According to Progressive Conservative Member of Provincial Parliament (MPP) for Thornhill Gila Martow — who introduced the Standing Firm Against Intolerance motion to the Ontario legislature — college students:
incur hostility and see demonstrations that demonize the Jewish community and Israel. That affects their psychological well-being and makes it difficult for them to continue their studies. We would not be here supporting the Ku Klux Klan on our campuses, so why are we allowing [the] BDS movement and other anti-Jewish and anti-Israel organizations to have demonstrations and use our campuses, which are taxpayer-funded?
Related coverageJuly 27, 2017 4:07 pm
The BDS movement, she said, is “actually not just boycotting Israel,” but “boycotting voices. It’s telling people, ‘You can’t support Israel.’ It’s telling people, ‘You cannot do advocacy work on campuses.’”
The anti-BDS motion — which was passed by a vote of 49:5, with some half of the 107 members of the Ontario legislature absent — comes six months after a proposed law calling on the province to cut ties with companies that support BDS was defeated, the report said.
According to the text of the motion:
[T]he Legislative Assembly of Ontario should; stand firmly against any position or movement that promotes or encourages any form of hatred, hostility, prejudice, racism and intolerance in any way; recognize the longstanding, vibrant and mutually beneficial political, economic and cultural ties between Ontario and Israel, built on a foundation of shared liberal democratic values; endorse the Ottawa Protocol on Combating Antisemitism; and reject the differential treatment of Israel, including the Boycott, Divestment and Sanctions movement.
Canadian Jewish and Israel advocacy groups welcomed the passage of the motion.
Joel Reitman, greater Toronto area co-chair of the Center for Israel and Jewish Affairs, called it a “principled declaration that…rejects BDS and other bigoted campaigns against Israelis.”
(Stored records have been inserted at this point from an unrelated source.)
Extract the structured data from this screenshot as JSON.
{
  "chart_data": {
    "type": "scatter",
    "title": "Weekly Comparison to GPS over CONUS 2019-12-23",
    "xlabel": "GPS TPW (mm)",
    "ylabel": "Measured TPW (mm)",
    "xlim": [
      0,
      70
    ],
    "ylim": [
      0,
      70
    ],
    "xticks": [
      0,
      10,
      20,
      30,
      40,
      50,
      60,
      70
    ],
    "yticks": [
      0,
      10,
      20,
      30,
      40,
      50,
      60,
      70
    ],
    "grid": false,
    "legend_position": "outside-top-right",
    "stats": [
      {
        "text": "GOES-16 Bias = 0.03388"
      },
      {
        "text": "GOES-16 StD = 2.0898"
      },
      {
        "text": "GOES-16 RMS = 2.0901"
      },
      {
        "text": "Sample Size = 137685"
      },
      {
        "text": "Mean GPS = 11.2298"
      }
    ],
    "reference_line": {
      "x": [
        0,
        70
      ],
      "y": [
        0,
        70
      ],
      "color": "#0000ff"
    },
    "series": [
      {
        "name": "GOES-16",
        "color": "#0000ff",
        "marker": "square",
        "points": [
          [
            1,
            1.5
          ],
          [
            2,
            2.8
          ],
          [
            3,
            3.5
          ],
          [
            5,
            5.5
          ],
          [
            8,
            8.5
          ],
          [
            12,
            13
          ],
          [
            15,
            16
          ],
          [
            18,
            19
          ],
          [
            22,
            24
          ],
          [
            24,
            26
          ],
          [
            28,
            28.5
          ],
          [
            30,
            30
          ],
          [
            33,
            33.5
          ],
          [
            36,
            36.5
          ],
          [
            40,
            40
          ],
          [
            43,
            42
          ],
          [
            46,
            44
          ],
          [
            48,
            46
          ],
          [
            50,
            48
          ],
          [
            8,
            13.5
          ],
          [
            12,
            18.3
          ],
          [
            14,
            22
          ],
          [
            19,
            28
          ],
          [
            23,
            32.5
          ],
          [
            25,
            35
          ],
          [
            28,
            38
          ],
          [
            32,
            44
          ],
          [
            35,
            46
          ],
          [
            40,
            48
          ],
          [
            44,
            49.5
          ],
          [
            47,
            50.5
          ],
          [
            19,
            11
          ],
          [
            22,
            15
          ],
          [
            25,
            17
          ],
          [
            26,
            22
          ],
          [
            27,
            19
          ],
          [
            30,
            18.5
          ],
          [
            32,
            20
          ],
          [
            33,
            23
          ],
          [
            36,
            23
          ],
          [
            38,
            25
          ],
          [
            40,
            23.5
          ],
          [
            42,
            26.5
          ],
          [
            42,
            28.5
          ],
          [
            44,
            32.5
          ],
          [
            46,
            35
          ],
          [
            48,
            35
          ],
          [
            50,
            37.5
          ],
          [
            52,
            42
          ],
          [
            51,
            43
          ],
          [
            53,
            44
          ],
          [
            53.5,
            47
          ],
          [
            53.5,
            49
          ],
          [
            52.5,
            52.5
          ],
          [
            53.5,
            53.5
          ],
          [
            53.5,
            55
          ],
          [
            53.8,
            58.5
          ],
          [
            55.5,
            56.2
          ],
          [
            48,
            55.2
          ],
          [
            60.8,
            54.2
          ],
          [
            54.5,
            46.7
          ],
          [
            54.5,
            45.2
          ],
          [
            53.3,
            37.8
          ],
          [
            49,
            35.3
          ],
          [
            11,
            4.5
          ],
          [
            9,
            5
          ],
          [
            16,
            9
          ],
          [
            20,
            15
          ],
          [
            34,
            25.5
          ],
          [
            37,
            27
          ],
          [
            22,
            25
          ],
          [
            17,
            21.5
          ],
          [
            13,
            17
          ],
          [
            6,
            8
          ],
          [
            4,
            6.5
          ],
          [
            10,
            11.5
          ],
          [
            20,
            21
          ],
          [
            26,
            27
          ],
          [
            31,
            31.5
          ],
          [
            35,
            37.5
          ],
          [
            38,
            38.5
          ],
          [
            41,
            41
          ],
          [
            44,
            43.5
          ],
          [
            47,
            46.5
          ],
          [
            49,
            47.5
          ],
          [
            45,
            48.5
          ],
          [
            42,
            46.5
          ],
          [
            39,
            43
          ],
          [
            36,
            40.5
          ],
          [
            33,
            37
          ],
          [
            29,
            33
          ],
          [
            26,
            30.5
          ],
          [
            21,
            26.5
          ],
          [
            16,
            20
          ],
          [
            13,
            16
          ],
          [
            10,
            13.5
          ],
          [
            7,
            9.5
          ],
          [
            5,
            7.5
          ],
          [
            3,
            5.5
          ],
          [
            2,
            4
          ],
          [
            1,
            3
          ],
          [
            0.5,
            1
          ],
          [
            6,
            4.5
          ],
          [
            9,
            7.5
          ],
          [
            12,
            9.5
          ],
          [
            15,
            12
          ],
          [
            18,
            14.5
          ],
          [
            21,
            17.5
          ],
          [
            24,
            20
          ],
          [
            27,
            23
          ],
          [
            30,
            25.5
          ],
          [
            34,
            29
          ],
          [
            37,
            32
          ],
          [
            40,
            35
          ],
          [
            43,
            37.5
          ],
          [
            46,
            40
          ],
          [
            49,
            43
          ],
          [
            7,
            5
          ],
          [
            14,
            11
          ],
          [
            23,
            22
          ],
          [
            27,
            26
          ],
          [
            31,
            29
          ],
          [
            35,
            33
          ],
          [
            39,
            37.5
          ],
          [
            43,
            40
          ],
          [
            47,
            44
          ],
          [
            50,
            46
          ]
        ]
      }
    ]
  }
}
B’nai Brith Canada CEO Michael Mostyn hailed it as a “tremendous victory in the fight against BDS… mak[ing] clear that anti-Zionism, in the form of BDS, is the new form of antisemitism.”
Robert Walker, national director of campus group Hasbara Fellowships Canada, said, “Every day sees more setbacks for the BDS movement, and we can see its increasingly desperate tactics in an attempt to stay relevant. We congratulate Ontario on this vote and look forward to the BDS movement, not Israel, being a pariah issue.”
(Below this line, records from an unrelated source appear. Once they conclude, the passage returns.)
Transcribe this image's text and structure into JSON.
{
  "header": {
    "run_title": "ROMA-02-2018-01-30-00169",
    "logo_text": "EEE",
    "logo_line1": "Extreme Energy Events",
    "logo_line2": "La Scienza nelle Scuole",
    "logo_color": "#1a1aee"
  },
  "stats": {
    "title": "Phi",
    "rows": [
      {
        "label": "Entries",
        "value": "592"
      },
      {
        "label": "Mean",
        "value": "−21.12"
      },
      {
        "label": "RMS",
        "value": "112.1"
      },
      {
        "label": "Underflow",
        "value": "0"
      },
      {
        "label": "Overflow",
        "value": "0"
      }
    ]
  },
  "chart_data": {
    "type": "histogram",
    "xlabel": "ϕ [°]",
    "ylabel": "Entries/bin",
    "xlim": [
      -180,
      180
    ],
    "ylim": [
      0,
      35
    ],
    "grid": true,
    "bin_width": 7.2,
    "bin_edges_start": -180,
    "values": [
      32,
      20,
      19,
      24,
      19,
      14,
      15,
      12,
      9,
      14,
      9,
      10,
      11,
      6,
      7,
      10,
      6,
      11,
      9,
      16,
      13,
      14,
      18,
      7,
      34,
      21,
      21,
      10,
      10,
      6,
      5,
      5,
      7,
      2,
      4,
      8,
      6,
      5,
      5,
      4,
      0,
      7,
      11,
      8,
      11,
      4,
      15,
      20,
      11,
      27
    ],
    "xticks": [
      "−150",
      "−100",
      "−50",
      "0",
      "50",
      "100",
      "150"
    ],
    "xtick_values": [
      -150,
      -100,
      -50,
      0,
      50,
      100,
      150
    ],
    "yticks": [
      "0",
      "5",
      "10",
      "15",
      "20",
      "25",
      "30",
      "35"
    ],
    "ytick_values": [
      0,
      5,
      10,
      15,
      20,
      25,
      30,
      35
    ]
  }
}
The passage of the anti-BDS motion comes amid turbulent times at Canadian college campuses for Jewish and pro-Israel students.
Earlier this week, as The Algemeiner reported, anti-Israel groups at Ryerson University in Toronto staged a walkout during a student union vote on a motion to instate Holocaust Education Week at the campus. One Jewish student present at the meeting told The Algemeiner that she was the target of blatant antisemitism, told aggressively by a leader of an anti-Israel group to “sit down, because there are too many of you.”